Verwaltungsgebäude in Strohballenbauweise

Birk Heilmeyer und Frenzel Architekten
18. Oktober 2023
Blick vom Eingang in den Innenhof (Visualierung: Patricia Bagienski)
Im Hochtaunuskreis gelegen präsentiert das zentrale Freilichtmuseum des Landes Hessen die Vielfalt des Bauens, Wohnens sowie des handwerklichen, landwirtschaftlichen und häuslichen Arbeitens vom 16. Jahrhundert bis in die jüngere Vergangenheit. Welche Ausgangssituation haben Sie vorgefunden?

Das Freilichtmuseum Hessenpark zeigt verschiedene Strukturen, und zwar einen städtisch anmutenden Marktplatz sowie dörflich zertreut liegende Gehöfte aus unterschiedlichen Jahrhunderten. Während der Marktplatz eine klare räumliche Struktur aufweist, ist die Eingangssituation aktuell räumlich nicht gefasst. Durch die Ergänzung um ein neues Gebäude kann diese Situation maßgeblich verbessert werden. Die Schwierigkeit bestand allerdings darin, nicht das eigentliche Eingangsgebäude neu zu bauen, sondern einen Verwaltungsbau, der zwar einladend wirken darf, aber nicht per se der Öffentlichkeit gewidmet ist.

Lageplan (Zeichnung: Birk Heilmeyer und Frenzel Architekten)
Wie fanden Sie zum vorgeschlagenen Baukörper?

Es war wie immer ein Zusammenspiel aus verschiedenen Aspekten. Uns war schnell klar, dass wir den Neubau nicht im Duktus der bestehenden Gebäude entwerfen möchten. Da es sich um ein Ensemble zusammengetragener Bauwerke aus unterschiedlichen Zeiten handelte, ging es uns nicht darum, eine gewachsene Struktur weiter zu bauen.

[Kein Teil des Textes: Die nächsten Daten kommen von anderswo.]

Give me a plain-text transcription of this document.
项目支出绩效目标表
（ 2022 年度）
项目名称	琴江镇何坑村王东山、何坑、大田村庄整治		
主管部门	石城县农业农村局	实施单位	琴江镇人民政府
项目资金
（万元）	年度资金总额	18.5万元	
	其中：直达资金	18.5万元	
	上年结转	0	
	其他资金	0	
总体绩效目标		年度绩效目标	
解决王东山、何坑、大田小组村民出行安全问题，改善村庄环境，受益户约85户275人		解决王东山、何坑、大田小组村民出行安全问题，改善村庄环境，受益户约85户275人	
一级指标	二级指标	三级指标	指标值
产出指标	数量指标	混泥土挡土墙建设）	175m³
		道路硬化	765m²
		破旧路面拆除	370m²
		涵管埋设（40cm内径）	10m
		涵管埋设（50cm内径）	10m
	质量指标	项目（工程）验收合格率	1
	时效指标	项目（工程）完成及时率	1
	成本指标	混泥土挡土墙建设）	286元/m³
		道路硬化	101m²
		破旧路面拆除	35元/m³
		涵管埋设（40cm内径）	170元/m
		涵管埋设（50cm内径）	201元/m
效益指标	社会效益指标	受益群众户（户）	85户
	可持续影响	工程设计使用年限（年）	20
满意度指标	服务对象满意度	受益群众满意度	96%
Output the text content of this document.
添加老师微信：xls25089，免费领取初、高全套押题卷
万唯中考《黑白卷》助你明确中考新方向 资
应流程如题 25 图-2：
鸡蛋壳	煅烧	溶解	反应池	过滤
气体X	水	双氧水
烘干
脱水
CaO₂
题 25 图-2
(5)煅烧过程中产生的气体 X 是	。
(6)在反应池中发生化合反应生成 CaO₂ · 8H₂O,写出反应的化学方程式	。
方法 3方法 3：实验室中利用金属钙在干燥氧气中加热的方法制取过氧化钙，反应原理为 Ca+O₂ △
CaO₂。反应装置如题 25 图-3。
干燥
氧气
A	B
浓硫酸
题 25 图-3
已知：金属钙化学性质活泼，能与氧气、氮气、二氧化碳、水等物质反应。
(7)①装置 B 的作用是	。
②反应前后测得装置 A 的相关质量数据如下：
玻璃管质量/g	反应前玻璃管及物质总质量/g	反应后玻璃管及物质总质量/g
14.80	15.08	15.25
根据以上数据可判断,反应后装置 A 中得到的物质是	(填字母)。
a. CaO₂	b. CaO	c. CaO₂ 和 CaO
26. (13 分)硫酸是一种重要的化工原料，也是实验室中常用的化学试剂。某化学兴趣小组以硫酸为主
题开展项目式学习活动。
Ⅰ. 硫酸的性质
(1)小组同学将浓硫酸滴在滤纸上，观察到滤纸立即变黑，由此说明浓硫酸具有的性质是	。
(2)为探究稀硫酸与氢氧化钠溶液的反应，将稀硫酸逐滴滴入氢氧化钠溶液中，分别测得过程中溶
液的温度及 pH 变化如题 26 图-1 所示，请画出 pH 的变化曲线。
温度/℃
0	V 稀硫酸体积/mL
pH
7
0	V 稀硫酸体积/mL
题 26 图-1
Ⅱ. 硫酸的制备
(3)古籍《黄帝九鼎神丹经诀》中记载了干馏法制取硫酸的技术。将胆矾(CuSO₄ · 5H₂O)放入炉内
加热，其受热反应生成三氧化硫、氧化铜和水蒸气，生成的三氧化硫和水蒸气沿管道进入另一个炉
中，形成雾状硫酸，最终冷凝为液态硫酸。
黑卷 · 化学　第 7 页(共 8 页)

Vielmehr sollte der neue Baustein die Eingangssituation harmonisch ergänzen, ohne das bestehende Eingangsgebäude zu dominieren. Daraus und aus dem Wunsch möglichst einfach, ohne zusätzliche technische Erschließungselemente zu bauen, ergab sich der Ansatz eingeschossig zu bleiben, auch wenn die Auslobung etwas anderes suggeriert hat. 

Die geneigte Dachform folgte dann wieder der Logik des Ortes. Auch hier galt die Maxime so viel wie nötig und so wenig wie möglich: Den Räumen eine angemessene Höhe geben, keine kathedralhafte Überhöhung generieren, aber durch die Neigung die Spezifik des Baukörpers auszubilden. Dabei sollte keine komplexe Geometrie entstehen, sondern ein sinnfälliges und einfaches Tragwerk. 

Längsschnitt (Zeichnung: Birk Heilmeyer und Frenzel Architekten)
Grundriss mit Umgriff (Zeichnung: Birk Heilmeyer und Frenzel Architekten)
Wie organisieren Sie das neue Verwaltungsgebäude?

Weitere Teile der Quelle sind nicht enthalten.